L’ultimo libro che stava leggendo era “Non si finisce mai di impanare” di Gianluca Biscalchin e Stefano Piazza. Sabato sera lo ha posato sul comodino con la sua penna a mo’ di segnalibro, sulla pagina con la citazione di George Bernard Shaw: “Non c’è amore più sincero di quello per il cibo”.
Questo era Franco Ruta: un uomo che pensava di non poter finire mai di imparare, con nel cuore una grande storia d’amore sincero. Per il cioccolato e per Modica, la sua città che ieri si è svegliata nell’incredulità di apprendere che tra il gesto di riporre quel libro sul comodino per andare a dormire e l’arrivo del giorno, Franco se n’è andato.
Con un volo sulle casette di Cartellone, è salito a raggiungere la schiera dei suoi “guardiani di nuvole” – così li ha chiamati Franco Antonio Belgiorno, suo amico fraterno, in uno degli ultimi libri che proprio Ruta ha pubblicato come editore. Un infarto, dopo una settimana di viaggi tra Milano e Roma, con in borsa le sue barrette, le sue ‘mpanatigghie e lo scrigno di mille favole.
La storia del cioccolato di Modica no, non l’ha inventata lui. Ma ha avuto il merito di una grande testardaggine: riscoprirla, riportarla al presente, darle una vera dimensione culturale, crearle attorno una prospettiva commerciale.
Faceva altro a quel tempo, era nato come fotoreporter con la passione del giornalismo, aveva fondato qualche radio e lavorava come tecnico di laboratorio in Ospedale. Ma nel 1992 decise di lasciare tutto per l’Antica Dolceria Bonajuto: non per salvare un pezzo della storia della sua famiglia, raccogliendo l’eredità di Francesco Bonajuto e poi di sua madre e suo padre Carmelo, ma per salvare un pezzo della storia di Modica. Un restyling di quello che fino a quel momento si era chiamato Caffè Roma, un grande lavoro di ricerca sul cioccolato artigianale e via: da quegli anni iniziò una nuova epoca, quella che oggi quasi coincide con l’immagine della città nel mondo, dove l’equivalenza tra Modica e il cioccolato è andata correndo e si è consolidata.
“E adesso, che si fa?”. Al fatto di proseguire questa strada senza di lui non era pronto nessuno, non di certo suo figlio Pierpaolo che ormai da tempo ha nei fatti preso le redini dell’azienda, non sua moglie né sua figlia Daniela, non coloro che sono cresciuti al suo fianco considerandolo un esempio e un maestro.

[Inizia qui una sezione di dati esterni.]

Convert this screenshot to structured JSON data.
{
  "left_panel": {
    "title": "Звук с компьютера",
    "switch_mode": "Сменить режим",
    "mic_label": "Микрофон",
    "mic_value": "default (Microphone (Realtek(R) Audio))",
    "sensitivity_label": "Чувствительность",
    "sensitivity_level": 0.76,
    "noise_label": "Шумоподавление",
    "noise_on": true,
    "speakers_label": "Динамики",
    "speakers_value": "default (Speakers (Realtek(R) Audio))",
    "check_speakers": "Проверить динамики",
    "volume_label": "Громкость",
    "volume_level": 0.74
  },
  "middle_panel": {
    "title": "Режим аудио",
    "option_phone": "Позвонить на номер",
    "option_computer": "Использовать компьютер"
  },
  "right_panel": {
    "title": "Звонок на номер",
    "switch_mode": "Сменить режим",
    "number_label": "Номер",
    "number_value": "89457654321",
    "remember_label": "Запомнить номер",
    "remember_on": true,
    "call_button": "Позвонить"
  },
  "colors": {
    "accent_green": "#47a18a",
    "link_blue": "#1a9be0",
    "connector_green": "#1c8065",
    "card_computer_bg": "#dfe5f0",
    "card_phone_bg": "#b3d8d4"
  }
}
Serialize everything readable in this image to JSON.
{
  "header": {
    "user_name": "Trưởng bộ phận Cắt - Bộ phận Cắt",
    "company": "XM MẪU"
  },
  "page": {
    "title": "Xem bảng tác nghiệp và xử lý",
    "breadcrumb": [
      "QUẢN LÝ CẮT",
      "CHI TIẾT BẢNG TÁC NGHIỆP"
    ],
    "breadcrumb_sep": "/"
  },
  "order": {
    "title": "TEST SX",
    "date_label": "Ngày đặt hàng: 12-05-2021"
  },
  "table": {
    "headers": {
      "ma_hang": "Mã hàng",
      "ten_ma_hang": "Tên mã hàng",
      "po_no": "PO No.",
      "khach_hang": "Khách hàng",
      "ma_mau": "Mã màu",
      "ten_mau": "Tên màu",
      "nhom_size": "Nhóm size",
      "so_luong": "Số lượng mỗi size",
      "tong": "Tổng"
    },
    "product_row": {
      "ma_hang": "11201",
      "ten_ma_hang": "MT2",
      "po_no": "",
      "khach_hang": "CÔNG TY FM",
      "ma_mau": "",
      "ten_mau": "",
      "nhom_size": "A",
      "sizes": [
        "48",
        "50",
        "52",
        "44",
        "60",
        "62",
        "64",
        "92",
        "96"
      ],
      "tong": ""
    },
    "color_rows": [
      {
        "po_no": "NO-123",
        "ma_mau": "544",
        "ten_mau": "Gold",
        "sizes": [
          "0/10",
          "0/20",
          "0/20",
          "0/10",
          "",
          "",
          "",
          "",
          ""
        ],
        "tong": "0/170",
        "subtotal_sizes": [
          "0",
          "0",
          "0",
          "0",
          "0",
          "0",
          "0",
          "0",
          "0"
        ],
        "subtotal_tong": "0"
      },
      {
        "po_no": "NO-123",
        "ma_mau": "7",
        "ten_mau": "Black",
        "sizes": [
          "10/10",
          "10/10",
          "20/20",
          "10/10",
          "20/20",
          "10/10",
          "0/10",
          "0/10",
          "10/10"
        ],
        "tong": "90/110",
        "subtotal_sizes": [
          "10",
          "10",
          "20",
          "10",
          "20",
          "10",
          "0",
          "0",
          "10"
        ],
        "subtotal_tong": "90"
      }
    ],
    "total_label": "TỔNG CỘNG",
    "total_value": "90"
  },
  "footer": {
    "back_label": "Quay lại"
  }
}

Già alle prime luci dell’alba, ieri, c’era chi si industriava ad attaccare dei piccoli cartelli che sin dalla porta dell’Antica Dolceria Bonajuto e all’ingresso della Salita dei barbieri, marcavano il percorso verso quel quartiere, verso la sua casa: sopra, solo una freccia accanto al nome “Franco”, come a dire che la città tutta non aveva bisogno di altri annunci per avviarsi sulle scale e andare a salutarlo, stupiti di non poter più ascoltare i suoi racconti, seduti sulla panchina nel vincolo della dolceria, tra le sue ultime scoperte d’archivio e soprattutto i progetti per il futuro. Il futuro, ecco. Un tempo verbale che nel vocabolario di Franco vinceva sempre sul passato: la storia, non c’era dubbio, bisognava conoscerla per bene, ma mai senza lo scopo prevalente di darne una lettura nuova, custodirne la traccia dentro uno sguardo lungimirante. La curiosità e la capacità di visione erano ciò che faceva di lui non solo un fantasioso imprenditore, ma innanzitutto un uomo libero. E, per chi ha avuto il privilegio di averlo come amico, un pilastro solido, vero e generoso.
Dal patron di Eurochocolate Eugenio Guarducci a Giovanni Caccamo, alla famiglia Ruta è arrivato il cordoglio e l’abbraccio di tutti. I funerali di Franco si svolgeranno martedì mattina alle 10.30 nella chiesa madre di San Pietro.